On the other hand, old portfolios that are never pruned can become fantastically lop-sided or top-heavy (as well as making their owners look like geniuses if you put too much weight into why they first picked a big winner in the first place).

The typical dabbler in shares asks if they should sell because a share has gone up 20%. In veteran buy-and-hold portfolios, you might find one that’s gone up 2,000%.

There are emotional factors to keep in mind, too, especially as this mini-portfolio is meant to be being run as if it was a significant-sized one – perhaps the bulk of somebody’s equity investments.

While it might be mathematically sensible to run your winners, in practice few people can handle having most of their money in 2-4 companies, with the rest of their holdings tagging along like gulls following a trawler.

Onwards and hopefully upwards

Remember that this demo HYP portfolio is meant to explore (for me as much as anyone else) the ups and downs of holding blue chip shares for income.

I’m not claiming to have a secret method for picking the best 20 shares you could want on any particular Thursday. And I am certainly not saying that buying and holding blue chips for income will beat the market.

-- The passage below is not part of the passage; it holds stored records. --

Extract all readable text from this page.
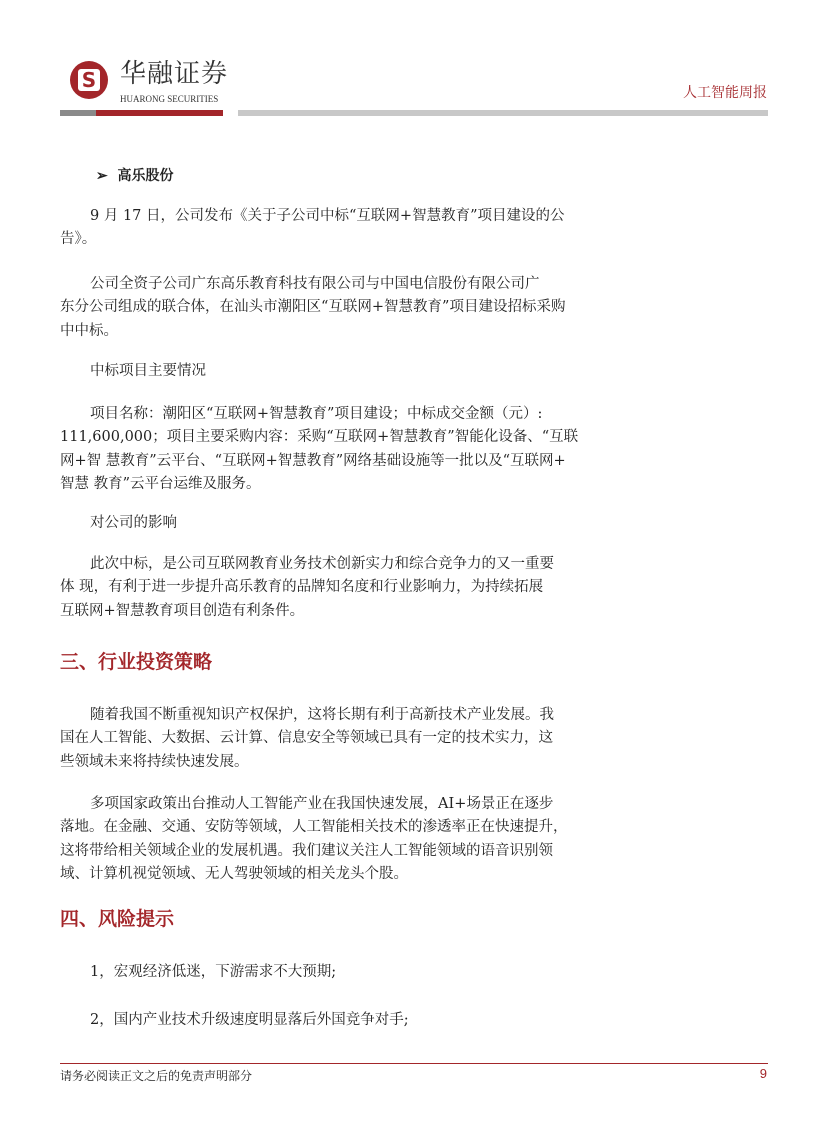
S 华融证券
HUARONG SECURITIES	人工智能周报
➢ 高乐股份
9 月 17 日，公司发布《关于子公司中标“互联网+智慧教育”项目建设的公
告》。
公司全资子公司广东高乐教育科技有限公司与中国电信股份有限公司广
东分公司组成的联合体，在汕头市潮阳区“互联网+智慧教育”项目建设招标采购
中中标。
中标项目主要情况
项目名称：潮阳区“互联网+智慧教育”项目建设；中标成交金额（元）:
111,600,000；项目主要采购内容：采购“互联网+智慧教育”智能化设备、“互联
网+智 慧教育”云平台、“互联网+智慧教育”网络基础设施等一批以及“互联网+
智慧 教育”云平台运维及服务。
对公司的影响
此次中标，是公司互联网教育业务技术创新实力和综合竞争力的又一重要
体 现，有利于进一步提升高乐教育的品牌知名度和行业影响力，为持续拓展
互联网+智慧教育项目创造有利条件。
随着我国不断重视知识产权保护，这将长期有利于高新技术产业发展。我
国在人工智能、大数据、云计算、信息安全等领域已具有一定的技术实力，这
些领域未来将持续快速发展。
多项国家政策出台推动人工智能产业在我国快速发展，AI+场景正在逐步
落地。在金融、交通、安防等领域，人工智能相关技术的渗透率正在快速提升，
这将带给相关领域企业的发展机遇。我们建议关注人工智能领域的语音识别领
域、计算机视觉领域、无人驾驶领域的相关龙头个股。
三、行业投资策略
四、风险提示
1，宏观经济低迷，下游需求不大预期;
2，国内产业技术升级速度明显落后外国竞争对手;
请务必阅读正文之后的免责声明部分	9
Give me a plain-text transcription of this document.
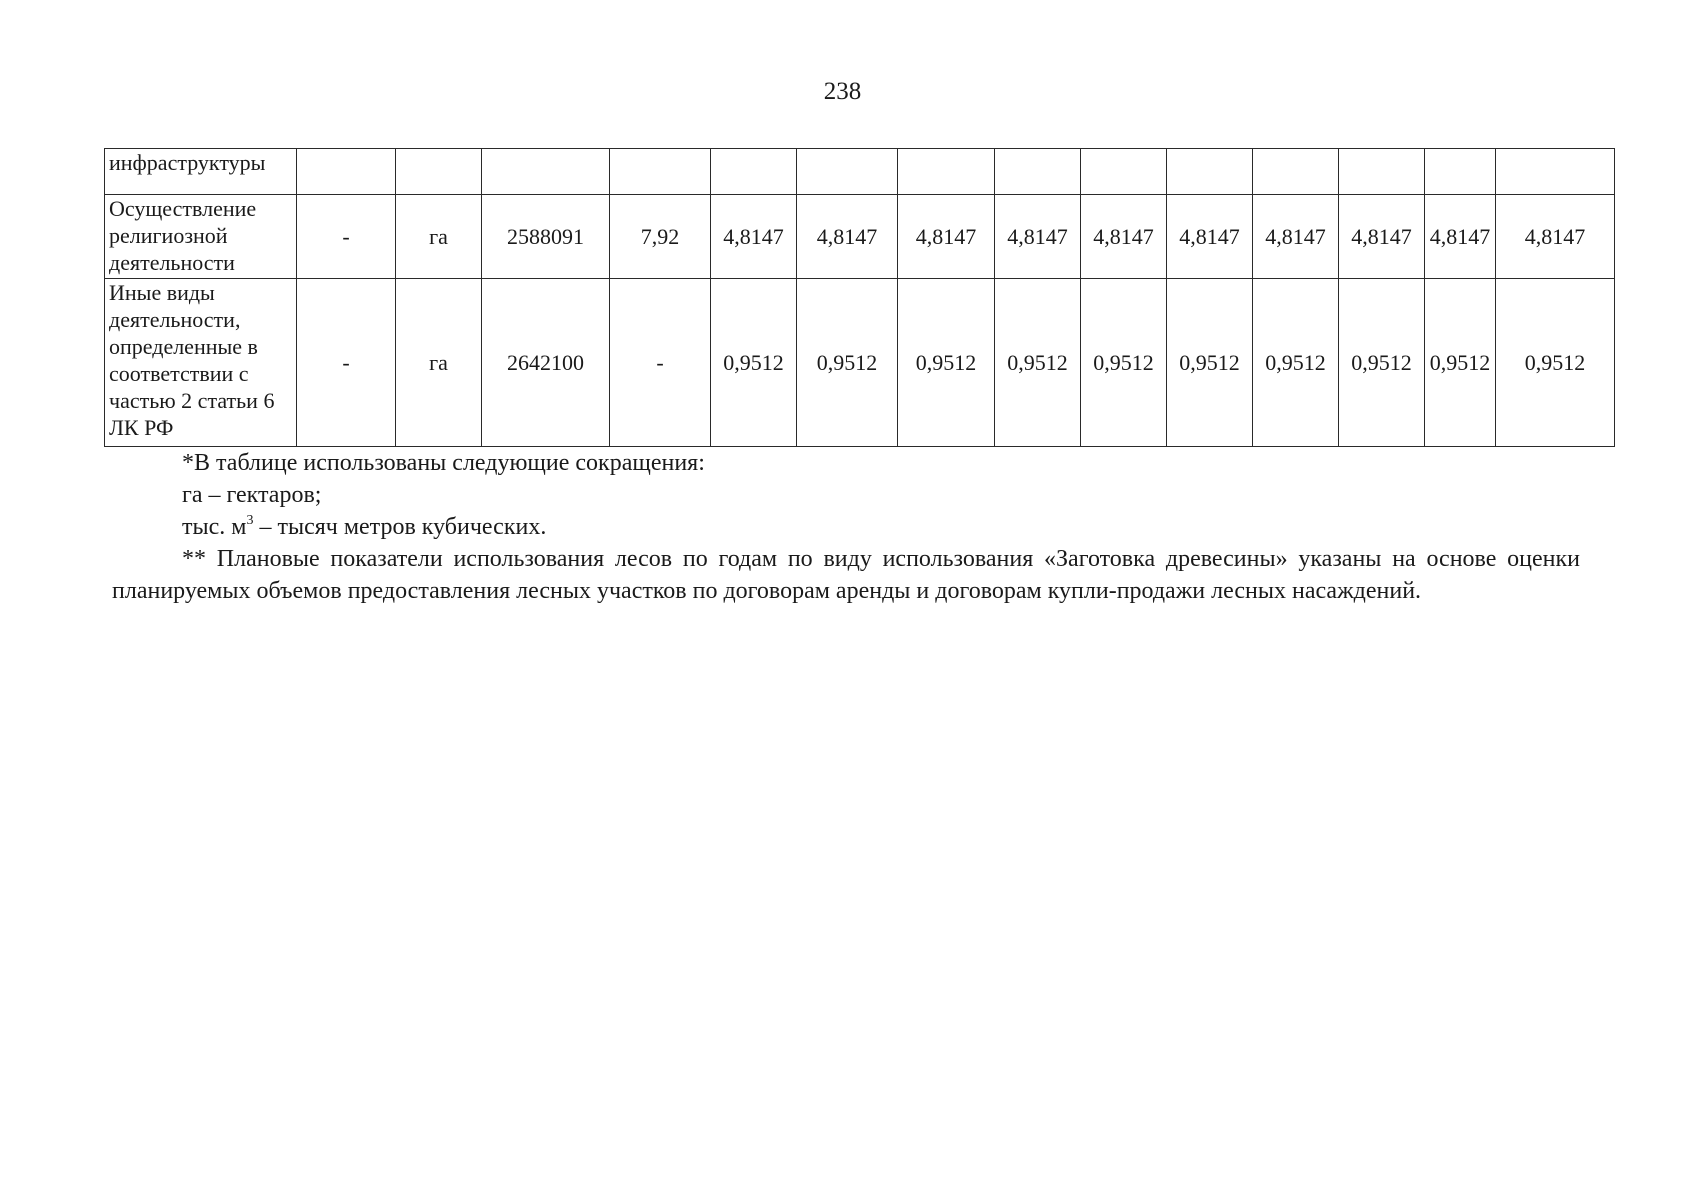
238
инфраструктуры														
Осуществление религиозной деятельности	-	га	2588091	7,92	4,8147	4,8147	4,8147	4,8147	4,8147	4,8147	4,8147	4,8147	4,8147	4,8147
Иные виды деятельности, определенные в соответствии с частью 2 статьи 6 ЛК РФ	-	га	2642100	-	0,9512	0,9512	0,9512	0,9512	0,9512	0,9512	0,9512	0,9512	0,9512	0,9512

*В таблице использованы следующие сокращения:

га – гектаров;

тыс. $м^3$ – тысяч метров кубических.

** Плановые показатели использования лесов по годам по виду использования «Заготовка древесины» указаны на основе оценки планируемых объемов предоставления лесных участков по договорам аренды и договорам купли-продажи лесных насаждений.
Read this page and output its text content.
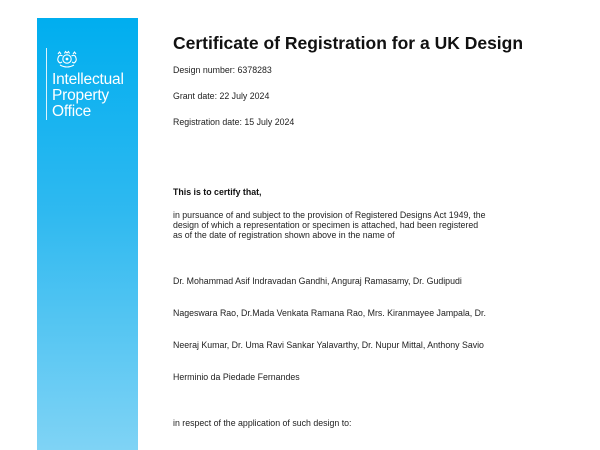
Intellectual
Property
Office
Certificate of Registration for a UK Design
Design number: 6378283
Grant date: 22 July 2024
Registration date: 15 July 2024
This is to certify that,
in pursuance of and subject to the provision of Registered Designs Act 1949, the
design of which a representation or specimen is attached, had been registered
as of the date of registration shown above in the name of
Dr. Mohammad Asif Indravadan Gandhi, Anguraj Ramasamy, Dr. Gudipudi
Nageswara Rao, Dr.Mada Venkata Ramana Rao, Mrs. Kiranmayee Jampala, Dr.
Neeraj Kumar, Dr. Uma Ravi Sankar Yalavarthy, Dr. Nupur Mittal, Anthony Savio
Herminio da Piedade Fernandes
in respect of the application of such design to:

I used real-money to keep it realistic, and because I’m curious as to how it will turn out. Do note though that while there are similarities – I like dividends, and I don’t trade most of my portfolio much – this demo HYP is not even close to a mirror of my own wider investments.

Finally, because somebody always asks, I should say again I’m not reinvesting the dividends – see my previous post on why I’m withdrawing the income.

Right, back to the metaphorical hammock!

  1. I am not saying they are right to find index funds distasteful. I am saying I have met many people who do, and I have failed to convince them otherwise.
  2. If I ever do trade I will possibly rebate most of the dealing fee with new money. This is meant to be a scaled-down model of a more practically-sized portfolio after all. We will see.